UK Sport chair Dame Katherine Grainger admits the funding for British sport after the postponement of the Tokyo 2020 Games has entered "uncharted territory"
The current cycle runs until March 2021 with no new dates for the Olympics and Paralympics set, after they were postponed due to the coronavirus outbreak.
Whitehead is out to defend his T42 200m title and complete a hat-trick after winning in 2012 and 2016, but with uncertainty surrounding the run-in to any rearranged Games he feels UK Sport needs to support athletes currently on funding beyond March.
He told the PA news agency: "That's going to have to happen and it would be the commitment given to the athletes who have given so much to this point.
"After Tokyo the funding might have to change to accommodate successful sports, or non successful sports. They might need to look at it because it (the postponement) has had such a massive affect on the athletes.
"There are sports out there like wheelchair rugby who were hoping to go to Tokyo win a medal and enhance their sport. That was their goal for this year and they are devastated having been self-funding a team sport which isn't that cheap.
"Those athletes really need to dig in deep to get onto the team as well as the podium."
But four-time world champion Whitehead does not want handouts and insisted any extended funding must be deserved.
"The expectation is now is the lottery-funded athletes are kept on funding but with some performance indicators," said the 43-year-old.

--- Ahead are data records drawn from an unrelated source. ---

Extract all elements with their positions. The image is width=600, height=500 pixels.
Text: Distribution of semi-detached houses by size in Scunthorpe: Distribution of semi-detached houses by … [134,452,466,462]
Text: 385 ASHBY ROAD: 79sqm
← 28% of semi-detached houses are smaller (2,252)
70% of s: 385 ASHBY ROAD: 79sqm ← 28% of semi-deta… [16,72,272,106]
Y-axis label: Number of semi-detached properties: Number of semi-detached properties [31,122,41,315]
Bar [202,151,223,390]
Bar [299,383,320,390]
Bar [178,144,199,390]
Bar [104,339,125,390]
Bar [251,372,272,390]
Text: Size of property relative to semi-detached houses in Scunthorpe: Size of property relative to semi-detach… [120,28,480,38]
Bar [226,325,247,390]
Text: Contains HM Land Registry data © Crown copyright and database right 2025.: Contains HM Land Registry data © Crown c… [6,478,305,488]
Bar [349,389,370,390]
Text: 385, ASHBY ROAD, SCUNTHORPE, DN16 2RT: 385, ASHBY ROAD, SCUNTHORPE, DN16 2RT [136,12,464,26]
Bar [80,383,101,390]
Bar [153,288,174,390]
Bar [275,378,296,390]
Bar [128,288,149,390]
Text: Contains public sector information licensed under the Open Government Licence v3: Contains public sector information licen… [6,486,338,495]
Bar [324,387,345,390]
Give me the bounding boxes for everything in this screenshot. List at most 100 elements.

"I wouldn't want UK Sport or British Athletics to just say to me 'OK, we'll give you the funding, we know you're in great shape and we'll just let you get on the plane'.
"I want them to say 'we still expect you to push on and if you're going we expect you to be the best in the event'."
The International Olympic Committee and Tokyo 2020 organisers have said the Games must take place by next summer with IOC president Thomas Bach confirming spring dates were under consideration.
The IOC had little option but to postpone Tokyo 2020 after countries began to pull out – with Canada and Australia saying they would not send teams – but Whitehead believes any spring Games would be premature.
"Everyone needs to recover and, for a massive event with a global audience, spring next year would be far too soon," he said.
"Having events like the Olympics and Paralympics, especially Paralympics, there are underlying disabilities which are affected by this condition.
"Athletes have ME and cerebral palsy so they wouldn't be able to compete if there's still some underlying cases in the Tokyo and Asia region. That'll limit who takes part.
"It was definitely the right decision and hopefully they don't compromise the Games by trying to put them on too early."